The Truth: Are Entrepreneurs Born or Made?

Today I read an article by a respected University Director on Entrepreneurship championing the idea that Entrepreneurs are Made not Born. I respectfully disagree –

Here’s my response…

Born or Made? Nurture or Nature?

Great post and great question.

After working day in and day out with Entrepreneurs in a consulting role – I am forced to lean towards the “Born” side of the debate. Entrepreneurs are not government workers – they never will be.

Can they be more successful with training? Absolutely!

But can someone without the Gifts, Mindset, DNA or Passion be successful with the same training? Nope.

Most of the Entrepreneurs I’ve worked with were demonstrating their gifts starting out in elementary school – and definitely before college.

I had the opportunity to work with an experimental “field advertising” unit within P&G’s food division right after college. One of the quirks of this position was we were on the road 6 months at a time – often with 6 – 7 radically different assignments within that time period. At one point, a few of us were sitting around and started going over our backgrounds. We discovered we were clones. All had started little businesses in high-school or college. All of us had been in campus leadership positions at our respective schools. All of us were generalist. All of us had participated in competitive sports.

And you can probably guess what happened. Within 6 months of being hired many of these people had started their own businesses – some where actually running mail order businesses from hotel rooms as they traveled across the country while working for P&G.

Oops! P&G had spent considerable resources hiring probably the worst employees you could get.

Compare that to the former VP of Ford’s Bronco division who said he’d help me with my resume. He took one look at it, looked up at me and lowered his glasses and said, “I wouldn’t hire you. You’ll be sitting in an office 6 months from now, look out the window and be gone.”

Work with Entrepreneurs. Then work with the accountants they hire. I think the “Born” argument will gain just a little more credibility.

1 thought on “The Truth: Are Entrepreneurs Born or Made?”

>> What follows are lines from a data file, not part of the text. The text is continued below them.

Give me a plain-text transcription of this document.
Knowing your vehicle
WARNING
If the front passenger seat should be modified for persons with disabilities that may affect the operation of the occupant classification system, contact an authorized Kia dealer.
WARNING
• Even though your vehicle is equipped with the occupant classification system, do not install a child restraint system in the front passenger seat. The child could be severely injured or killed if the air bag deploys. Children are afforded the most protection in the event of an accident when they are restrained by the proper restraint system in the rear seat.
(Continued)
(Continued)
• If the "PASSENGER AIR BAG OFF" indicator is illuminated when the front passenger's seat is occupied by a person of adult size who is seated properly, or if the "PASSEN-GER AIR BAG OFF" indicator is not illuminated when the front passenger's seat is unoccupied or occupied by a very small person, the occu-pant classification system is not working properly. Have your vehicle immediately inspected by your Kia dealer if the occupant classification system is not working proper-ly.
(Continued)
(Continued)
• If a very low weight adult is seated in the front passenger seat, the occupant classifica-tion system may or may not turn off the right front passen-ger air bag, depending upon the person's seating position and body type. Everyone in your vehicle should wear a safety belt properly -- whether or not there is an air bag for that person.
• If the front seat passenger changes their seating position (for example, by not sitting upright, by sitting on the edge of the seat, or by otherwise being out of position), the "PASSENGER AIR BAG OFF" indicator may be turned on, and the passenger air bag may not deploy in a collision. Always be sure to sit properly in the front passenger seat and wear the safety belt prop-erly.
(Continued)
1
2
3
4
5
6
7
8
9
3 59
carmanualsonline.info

  1. I would also say fate, luck, fortitude, universal laws of privilege and legacy also play a part as well. While I don’t argue it takes a certain type of personality to want to play God and the Devil at the same time – ie., create some then tempt the word with it – I find it incredibly difficult to believe that Gates would have created Microsoft or Jobs would have created Apple’s Mac if the two had been born just a tad bit earlier say in the 1940s and come of age when computers were big slabs of metal using cumbersome punch cards. Their amazing innovations in personal computing was due some some pretty amazing computation researchers of the 1960s who theorized about what they built, ie., graphical user interface, mouse-directed navigation, personal computing etc.
    But on the whole I think you’re right. No entrepreneur ever sat in a classroom to learn something he innately felt was already in her. Still I wish I knew what the word meant when I growing up on the south side of Chicago. When everyone in your family telling you that you’d never get a loan, never could do it own your own because a world like this one doesn’t favor your kind it’s tough to seize the proverbial day as it were. At my first job there were NO clones of me. NO ONE was like me, had my background or my upbringing – i was a pioneer.
    I knew in my heart I never wanted to work for the city, government or anyone else that demanded 30 years of my life. But my parents were adamant that I be as miserable – in their eyesight secure – as they were. So I spent a fair amount of time playing it straight. But I always had what we in the hood called a side hustle.I started writing in elementary school and by the time I got to high school I was selling lame romance stories that are utterly harmless but were spicy back then considering I went to an all-girl Catholic school. I typed them double spaced and sold them for 10cent a pop. I was like 14 years old and the feeling of creating something that a. someone wanted and b. was willing to pay for blew me away. I never forgot it. Sure I went the tradition route but part of me always resented working my behind off for someone else. Now at 40 I’m finally creating my dream and well I couldn’t be happier.